Of the 18 banks based in the county, seven received “superior” five-star ratings, based on their tangible assets, capital ratios and profitability: Balboa Thrift & Loan, BofI Federal Bank, California Bank & Trust, California Community Bank, Coronado First Bank, Regents Bank and San Diego Trust Bank.
Five banks were rated “excellent,” with four stars, and five were rated “good,” with 3.5 stars.
Only one bank received a lower score: Neighborhood National Bank, which slid from two stars in the second quarter to a single star in the third.
But Neighborhood, which specializes in government-backed community development loans to low-income neighborhoods, is in a unique category -- one of 85 banks nationwide designated as a community development financial institution by the U.S. Treasury Department.
Except for Bank of Southern California, which climbed from 3.5 stars in the second quarter to four stars in the third, the ratings for the other banks remained unchanged.
“Over the last couple years, we’ve generally been seeing higher profitability, higher capital ratios, lower loan losses and fewer enforcement actions than we were seeing before,” said Karen Dorway, Bauer’s director of research. “Some banks are still struggling, with higher nonperforming assets (bad loans) than we would like to see. But there’s been gradual improvement, with far fewer bank failures than we’ve seen for a while.”
Although community banks have rebounded, some of the nation’s biggest banks are still struggling from the aftermath of the mortgage bubble and burst.
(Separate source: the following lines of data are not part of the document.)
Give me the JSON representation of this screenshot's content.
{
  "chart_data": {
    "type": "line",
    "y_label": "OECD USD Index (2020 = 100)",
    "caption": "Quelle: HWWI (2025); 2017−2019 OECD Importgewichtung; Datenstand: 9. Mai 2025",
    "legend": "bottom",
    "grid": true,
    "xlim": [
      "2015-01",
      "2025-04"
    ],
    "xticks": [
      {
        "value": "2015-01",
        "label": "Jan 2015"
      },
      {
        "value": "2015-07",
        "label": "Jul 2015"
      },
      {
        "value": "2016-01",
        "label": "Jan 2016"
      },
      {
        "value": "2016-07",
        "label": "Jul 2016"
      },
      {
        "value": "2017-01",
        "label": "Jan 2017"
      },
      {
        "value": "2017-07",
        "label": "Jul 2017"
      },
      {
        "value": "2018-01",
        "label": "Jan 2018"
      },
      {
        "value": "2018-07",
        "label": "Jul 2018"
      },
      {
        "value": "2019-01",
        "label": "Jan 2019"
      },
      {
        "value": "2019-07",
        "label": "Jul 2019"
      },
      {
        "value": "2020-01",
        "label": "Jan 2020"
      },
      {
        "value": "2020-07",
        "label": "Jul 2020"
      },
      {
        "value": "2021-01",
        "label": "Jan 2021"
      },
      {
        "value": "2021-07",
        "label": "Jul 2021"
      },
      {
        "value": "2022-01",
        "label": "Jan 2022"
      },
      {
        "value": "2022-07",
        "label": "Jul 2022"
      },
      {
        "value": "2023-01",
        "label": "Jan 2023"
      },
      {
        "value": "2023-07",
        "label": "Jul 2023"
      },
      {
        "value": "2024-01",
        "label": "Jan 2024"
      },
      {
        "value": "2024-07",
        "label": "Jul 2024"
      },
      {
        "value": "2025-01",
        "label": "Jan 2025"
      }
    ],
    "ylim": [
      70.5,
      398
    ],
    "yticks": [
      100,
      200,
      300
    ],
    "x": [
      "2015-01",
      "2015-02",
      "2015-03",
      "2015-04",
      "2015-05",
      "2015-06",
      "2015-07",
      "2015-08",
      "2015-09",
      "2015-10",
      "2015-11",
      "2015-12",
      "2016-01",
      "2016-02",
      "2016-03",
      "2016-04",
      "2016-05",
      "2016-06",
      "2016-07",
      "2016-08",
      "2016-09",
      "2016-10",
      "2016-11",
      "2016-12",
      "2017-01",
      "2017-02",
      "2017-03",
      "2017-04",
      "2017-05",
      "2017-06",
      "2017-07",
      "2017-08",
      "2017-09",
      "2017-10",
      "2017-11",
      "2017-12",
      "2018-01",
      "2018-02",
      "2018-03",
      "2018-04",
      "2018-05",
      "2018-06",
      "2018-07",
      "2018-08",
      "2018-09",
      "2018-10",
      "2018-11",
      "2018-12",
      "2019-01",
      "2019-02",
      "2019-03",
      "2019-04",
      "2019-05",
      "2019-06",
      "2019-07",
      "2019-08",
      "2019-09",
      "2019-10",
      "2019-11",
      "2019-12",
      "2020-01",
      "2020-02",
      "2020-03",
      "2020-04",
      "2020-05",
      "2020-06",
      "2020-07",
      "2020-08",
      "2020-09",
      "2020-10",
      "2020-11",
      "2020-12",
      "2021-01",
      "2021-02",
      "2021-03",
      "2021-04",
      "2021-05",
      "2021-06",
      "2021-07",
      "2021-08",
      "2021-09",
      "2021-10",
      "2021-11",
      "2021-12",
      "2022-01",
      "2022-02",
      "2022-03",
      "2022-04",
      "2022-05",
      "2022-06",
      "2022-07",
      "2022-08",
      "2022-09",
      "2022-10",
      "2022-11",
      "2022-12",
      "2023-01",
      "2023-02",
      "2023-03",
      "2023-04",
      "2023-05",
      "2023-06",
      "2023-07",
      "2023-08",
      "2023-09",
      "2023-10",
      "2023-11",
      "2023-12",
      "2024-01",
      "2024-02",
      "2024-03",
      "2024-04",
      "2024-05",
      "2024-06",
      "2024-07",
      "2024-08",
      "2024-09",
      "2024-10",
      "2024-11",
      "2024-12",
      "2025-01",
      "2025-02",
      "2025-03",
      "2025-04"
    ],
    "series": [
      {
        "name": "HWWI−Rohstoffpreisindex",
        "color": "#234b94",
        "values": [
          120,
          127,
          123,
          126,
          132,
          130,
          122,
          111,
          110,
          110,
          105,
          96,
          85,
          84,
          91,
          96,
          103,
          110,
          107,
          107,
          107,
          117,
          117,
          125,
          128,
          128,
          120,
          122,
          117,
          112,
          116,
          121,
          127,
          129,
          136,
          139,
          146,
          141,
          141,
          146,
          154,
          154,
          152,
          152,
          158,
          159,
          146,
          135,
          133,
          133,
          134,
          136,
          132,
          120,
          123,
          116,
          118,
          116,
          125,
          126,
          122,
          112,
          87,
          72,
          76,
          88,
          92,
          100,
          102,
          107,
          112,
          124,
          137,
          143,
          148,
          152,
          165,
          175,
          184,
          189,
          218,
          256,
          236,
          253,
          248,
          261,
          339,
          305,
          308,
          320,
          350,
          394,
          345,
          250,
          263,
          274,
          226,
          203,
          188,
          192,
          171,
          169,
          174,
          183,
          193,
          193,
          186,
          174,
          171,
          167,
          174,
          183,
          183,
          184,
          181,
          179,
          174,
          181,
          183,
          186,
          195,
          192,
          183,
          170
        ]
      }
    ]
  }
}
Bauer gave both Bank of America (NYSE: BAC) and Wells Fargo (NYSE: WFC) 3.5 stars nationwide, while BofA’s California operation is rated at three stars, signifying “adequate.”
“Community banks often have higher capital ratios than the bigger banks because their local investors understand that the bank is in a better position to lend when it has more capital,” Dorway said. “The institutional investors who put their money into the bigger banks are generally more interested in return on investment than long-term community growth.”